ENTRE L’OR ET LA DISCRÉTION
Tout explose pour Georgio ensuite avec son deuxième album Héra en 2016 suivi de sa réédition en 2017, certifié disque d’or (50 000 ventes, ndlr) 11 mois plus tard, puis disque de platine (100 000 ventes, ndlr) en 2021. Porté par les morceaux Brûle, L’or de sa vapeur rouge ou encore son titre éponyme, cet album est une véritable réussite pour l’artiste le permettant de quitter l’ombre dans lequel il se trouvait pour découvrir la lumière du succès.
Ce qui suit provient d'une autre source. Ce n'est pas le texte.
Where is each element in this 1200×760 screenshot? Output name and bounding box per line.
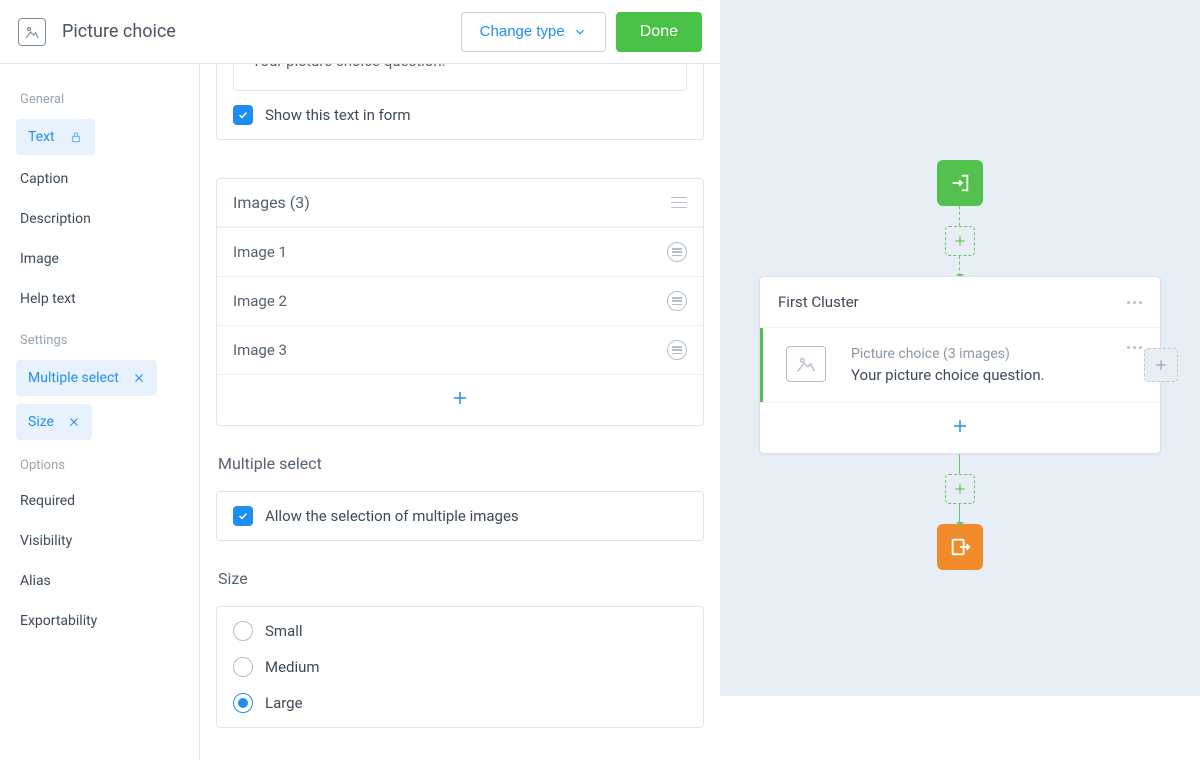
size-title: Size [218,569,704,588]
text-card: Your picture choice question. Show this … [216,64,704,140]
flow-canvas[interactable]: First Cluster Picture choice (3 images) … [720,0,1200,696]
image-row-3[interactable]: Image 3 [217,325,703,374]
sidebar-item-caption[interactable]: Caption [8,159,191,199]
sidebar-item-description[interactable]: Description [8,199,191,239]
drag-handle-icon[interactable] [667,242,687,262]
picture-icon [786,346,826,382]
sidebar-item-required[interactable]: Required [8,481,191,521]
radio-unchecked-icon[interactable] [233,621,253,641]
image-row-2[interactable]: Image 2 [217,276,703,325]
change-type-button[interactable]: Change type [461,12,606,52]
question-text-input[interactable]: Your picture choice question. [234,64,686,90]
change-type-label: Change type [480,23,565,40]
radio-checked-icon[interactable] [233,693,253,713]
editor-panel: Your picture choice question. Show this … [200,64,720,760]
cluster-row-type: Picture choice (3 images) [851,346,1045,362]
sidebar: General Text Caption Description Image H… [0,64,200,760]
images-card: Images (3) Image 1 Image 2 Image 3 [216,178,704,426]
editor-header: Picture choice Change type Done [0,0,720,64]
multiple-select-title: Multiple select [218,454,704,473]
cluster-title: First Cluster [778,293,859,311]
close-icon[interactable] [133,372,145,384]
more-options-icon[interactable] [1127,346,1142,349]
flow-add-node-button[interactable] [945,474,975,504]
sidebar-item-visibility[interactable]: Visibility [8,521,191,561]
add-image-button[interactable] [217,374,703,425]
flow-add-right-button[interactable] [1144,348,1178,382]
images-card-header: Images (3) [217,179,703,227]
size-option-large[interactable]: Large [233,693,687,713]
reorder-icon[interactable] [671,197,687,209]
sidebar-item-alias[interactable]: Alias [8,561,191,601]
picture-choice-icon [18,18,46,46]
sidebar-item-image[interactable]: Image [8,239,191,279]
multiple-select-card: Allow the selection of multiple images [216,491,704,541]
allow-multiple-checkbox-row[interactable]: Allow the selection of multiple images [217,492,703,540]
drag-handle-icon[interactable] [667,340,687,360]
checkbox-checked-icon[interactable] [233,105,253,125]
sidebar-group-settings: Settings [8,319,191,356]
size-option-small[interactable]: Small [233,621,687,641]
cluster-add-question-button[interactable] [760,402,1160,453]
sidebar-item-exportability[interactable]: Exportability [8,601,191,641]
lock-icon [69,130,83,144]
close-icon[interactable] [68,416,80,428]
flow-connector [959,504,961,524]
flow-connector [959,206,961,226]
more-options-icon[interactable] [1127,301,1142,304]
sidebar-group-options: Options [8,444,191,481]
page-title: Picture choice [62,21,176,42]
drag-handle-icon[interactable] [667,291,687,311]
sidebar-item-size[interactable]: Size [16,404,92,440]
flow-connector [959,256,961,276]
sidebar-item-multiple-select[interactable]: Multiple select [16,360,157,396]
sidebar-item-text[interactable]: Text [16,119,95,155]
size-option-medium[interactable]: Medium [233,657,687,677]
flow-add-node-button[interactable] [945,226,975,256]
image-row-1[interactable]: Image 1 [217,227,703,276]
flow-end-node[interactable] [937,524,983,570]
show-text-checkbox-row[interactable]: Show this text in form [217,91,703,139]
sidebar-item-help-text[interactable]: Help text [8,279,191,319]
cluster-card[interactable]: First Cluster Picture choice (3 images) … [759,276,1161,454]
radio-unchecked-icon[interactable] [233,657,253,677]
size-card: Small Medium Large [216,606,704,728]
checkbox-checked-icon[interactable] [233,506,253,526]
cluster-question-row[interactable]: Picture choice (3 images) Your picture c… [760,328,1160,402]
flow-start-node[interactable] [937,160,983,206]
sidebar-group-general: General [8,78,191,115]
cluster-row-text: Your picture choice question. [851,366,1045,384]
done-button[interactable]: Done [616,12,702,52]
flow-connector [959,454,961,474]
XX5 en 2018, Sacré et sa réédition Ciel enflammé en 2021, Années sauvages et sa partie 2 en 2023, puis Gloria en octobre 2025, Georgio a continué à sculpter son art dans la pierre du temps. Même si on aurait pu imaginer un succès plus important après Héra, Georgio a réussi ce que peu ont fait, volontairement ou non : stabiliser son audience avec un public qui sait qu’il ne sera pas trahi par un artiste qui les a construit tout en acceptant ses variations musicales : « Un seul mot d’ordre : rester vrai dans tous mes disques » (Héros).